The role of GS in current diagnostics of rare and undiagnosed phenotypes is still being determined. In a cohort of individuals with intellectual disabilities and a negative ES, GS led to diagnosis in ~40% due to detection of de novo and structural variants in the exome;12 in such earlier studies, limitations of older ES capture kits may have led to coding variants not being detected. Other publications have estimated that 15–17% of additional diagnoses variants are made on GS, mostly due to detection of variants not amenable to ES.13, 14 Interestingly, in our cohort, GS led to a similar rate of Certain and Likely diagnoses (16%) in the ES negatives and all were due to structural variants that would be not be easily amenable to ES or chromosomal microarrays. We acknowledge that the majority of variants that we detected in this study would have been amenable to GS, but several patients (n = 9) who underwent GS were ultimately resolved by our systematic approach and not by GS. Varying reasons are operative for the negative GS in these individuals, such as the UDN GS laboratory not reporting variants that do not fit the described phenotype well and not reporting variants in genes of uncertain significance. This further emphasizes the value of using different pipelines in reinterpreting raw data on ES negatives. Establishing collaborations with researchers at their institutions or outside may enable clinicians to utilize a different bioinformatics pipeline for the reanalyses of ES data.

Twelve individuals in our study have no diagnosis or candidate genes, despite all efforts. A few of these individuals have phenotypes wherein the etiology could be complex (e.g., inflammatory bowel disease, autism, and recurrent fevers) and we propose that such disorders are difficult to solve by sequencing, unless larger cohorts with similar manifestations are accumulated and studied.

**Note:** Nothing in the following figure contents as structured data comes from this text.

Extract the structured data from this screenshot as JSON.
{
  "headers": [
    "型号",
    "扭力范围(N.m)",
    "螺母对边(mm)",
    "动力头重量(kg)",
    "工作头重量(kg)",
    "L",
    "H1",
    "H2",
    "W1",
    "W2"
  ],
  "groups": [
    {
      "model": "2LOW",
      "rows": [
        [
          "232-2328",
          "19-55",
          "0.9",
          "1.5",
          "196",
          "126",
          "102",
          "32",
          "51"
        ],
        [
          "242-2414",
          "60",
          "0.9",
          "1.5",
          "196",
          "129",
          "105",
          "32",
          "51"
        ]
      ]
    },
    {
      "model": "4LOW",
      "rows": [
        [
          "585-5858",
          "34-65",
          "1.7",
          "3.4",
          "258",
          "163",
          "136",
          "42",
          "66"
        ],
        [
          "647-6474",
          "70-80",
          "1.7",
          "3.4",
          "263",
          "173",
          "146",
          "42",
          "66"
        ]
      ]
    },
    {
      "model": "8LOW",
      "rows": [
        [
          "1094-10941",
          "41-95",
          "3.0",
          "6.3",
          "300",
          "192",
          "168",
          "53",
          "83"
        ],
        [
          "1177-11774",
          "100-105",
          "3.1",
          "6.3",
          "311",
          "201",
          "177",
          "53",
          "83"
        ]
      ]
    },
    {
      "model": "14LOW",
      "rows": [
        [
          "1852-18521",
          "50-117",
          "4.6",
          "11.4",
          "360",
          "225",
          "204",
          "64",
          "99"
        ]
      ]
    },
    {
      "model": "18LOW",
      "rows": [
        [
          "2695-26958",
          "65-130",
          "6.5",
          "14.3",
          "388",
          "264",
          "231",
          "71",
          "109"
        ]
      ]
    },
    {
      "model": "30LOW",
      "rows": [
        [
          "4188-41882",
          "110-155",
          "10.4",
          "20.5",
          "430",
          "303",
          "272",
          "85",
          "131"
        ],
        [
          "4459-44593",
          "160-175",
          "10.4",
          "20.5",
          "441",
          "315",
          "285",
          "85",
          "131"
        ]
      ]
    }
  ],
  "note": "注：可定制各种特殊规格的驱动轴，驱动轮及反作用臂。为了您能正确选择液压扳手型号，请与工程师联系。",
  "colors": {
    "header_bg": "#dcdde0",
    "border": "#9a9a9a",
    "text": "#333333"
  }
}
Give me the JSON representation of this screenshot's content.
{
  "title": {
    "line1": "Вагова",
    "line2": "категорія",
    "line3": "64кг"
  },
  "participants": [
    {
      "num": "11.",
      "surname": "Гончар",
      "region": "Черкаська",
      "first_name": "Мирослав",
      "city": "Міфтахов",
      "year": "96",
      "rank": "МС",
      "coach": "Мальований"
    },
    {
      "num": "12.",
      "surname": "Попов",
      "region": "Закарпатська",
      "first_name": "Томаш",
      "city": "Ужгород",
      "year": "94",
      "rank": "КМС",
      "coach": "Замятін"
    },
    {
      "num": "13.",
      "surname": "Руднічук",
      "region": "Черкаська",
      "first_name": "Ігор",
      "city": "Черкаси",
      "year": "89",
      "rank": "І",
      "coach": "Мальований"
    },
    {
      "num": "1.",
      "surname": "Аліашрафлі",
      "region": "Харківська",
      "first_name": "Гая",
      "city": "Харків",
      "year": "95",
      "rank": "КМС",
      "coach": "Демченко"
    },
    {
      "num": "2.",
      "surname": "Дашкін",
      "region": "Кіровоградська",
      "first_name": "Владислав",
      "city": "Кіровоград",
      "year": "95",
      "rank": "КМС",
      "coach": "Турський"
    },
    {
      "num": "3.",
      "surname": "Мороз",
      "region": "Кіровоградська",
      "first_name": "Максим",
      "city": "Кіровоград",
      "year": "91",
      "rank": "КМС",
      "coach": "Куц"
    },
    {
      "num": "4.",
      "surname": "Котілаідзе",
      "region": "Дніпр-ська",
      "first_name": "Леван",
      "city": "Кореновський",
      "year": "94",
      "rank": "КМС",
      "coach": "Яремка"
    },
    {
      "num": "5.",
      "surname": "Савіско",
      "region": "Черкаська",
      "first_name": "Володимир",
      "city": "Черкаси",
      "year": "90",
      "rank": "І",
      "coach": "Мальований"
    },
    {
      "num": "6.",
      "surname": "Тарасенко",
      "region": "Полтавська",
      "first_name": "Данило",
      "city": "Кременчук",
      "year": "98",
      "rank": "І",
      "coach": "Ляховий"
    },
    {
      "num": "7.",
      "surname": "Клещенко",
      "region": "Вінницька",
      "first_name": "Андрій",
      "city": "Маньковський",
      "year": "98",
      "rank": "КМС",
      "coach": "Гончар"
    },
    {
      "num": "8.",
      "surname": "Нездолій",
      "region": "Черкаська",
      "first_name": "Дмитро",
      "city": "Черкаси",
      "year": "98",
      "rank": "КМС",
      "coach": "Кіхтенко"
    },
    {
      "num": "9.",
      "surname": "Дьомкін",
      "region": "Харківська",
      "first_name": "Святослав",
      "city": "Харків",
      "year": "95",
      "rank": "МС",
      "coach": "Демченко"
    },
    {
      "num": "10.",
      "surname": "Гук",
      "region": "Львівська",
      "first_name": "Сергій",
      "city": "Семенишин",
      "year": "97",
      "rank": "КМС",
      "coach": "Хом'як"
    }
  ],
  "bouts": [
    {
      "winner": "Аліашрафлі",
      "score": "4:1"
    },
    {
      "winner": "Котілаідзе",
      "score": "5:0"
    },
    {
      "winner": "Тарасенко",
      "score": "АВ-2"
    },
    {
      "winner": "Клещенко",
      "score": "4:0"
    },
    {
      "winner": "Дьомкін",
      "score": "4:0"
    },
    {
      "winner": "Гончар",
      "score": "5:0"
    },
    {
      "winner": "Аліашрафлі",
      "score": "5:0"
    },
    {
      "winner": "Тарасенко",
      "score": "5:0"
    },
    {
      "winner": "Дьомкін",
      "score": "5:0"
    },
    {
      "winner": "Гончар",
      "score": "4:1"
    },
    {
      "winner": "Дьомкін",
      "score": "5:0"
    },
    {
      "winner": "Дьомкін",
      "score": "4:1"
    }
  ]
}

In conclusion, a systematic and comprehensive iterative approach to ES negatives that includes ES reanalysis, careful phenotyping, targeted testing, and in select cases GS can result in a high rate of resolution. We recommend that with the high cost, relatively low incremental yield over ES, and complexity of analyses, that GS be utilized only after ES data have been extensively mined and combined with the phenotypic data to maximize its yield. Many aspects of our approach can be implemented in practice. Commercial laboratories could adopt an agnostic approach (which could be easily automatable) to the raw data in ES negatives, so that variants that may be otherwise be filtered out due to stringent settings or phenotypic mismatch would be detected. Clinicians can also update laboratories about interim changes or atypical aspects of the phenotypes and ask about bioinformatically compelling variants that may have been initially unreported due to phenotypic mismatch. Utilizing targeted testing such as Sanger sequencing for disorders that are high in the differential diagnosis is useful; these variants may have been missed on ES, due to various analytical factors, as illustrated by Individuals 16 and 20 in this study. Additionally, considering disorders that are not amenable to ES (e.g., epigenetic disorders) and obtaining a chromosomal microarray (if not previously done) are useful approaches to ES negatives. Finding additional cases through networking such as GeneMatcher are also feasible in clinical practice. As the genomics community faces the challenge of the ES negatives, approaches such as ours provide viable avenues to maximize their resolution.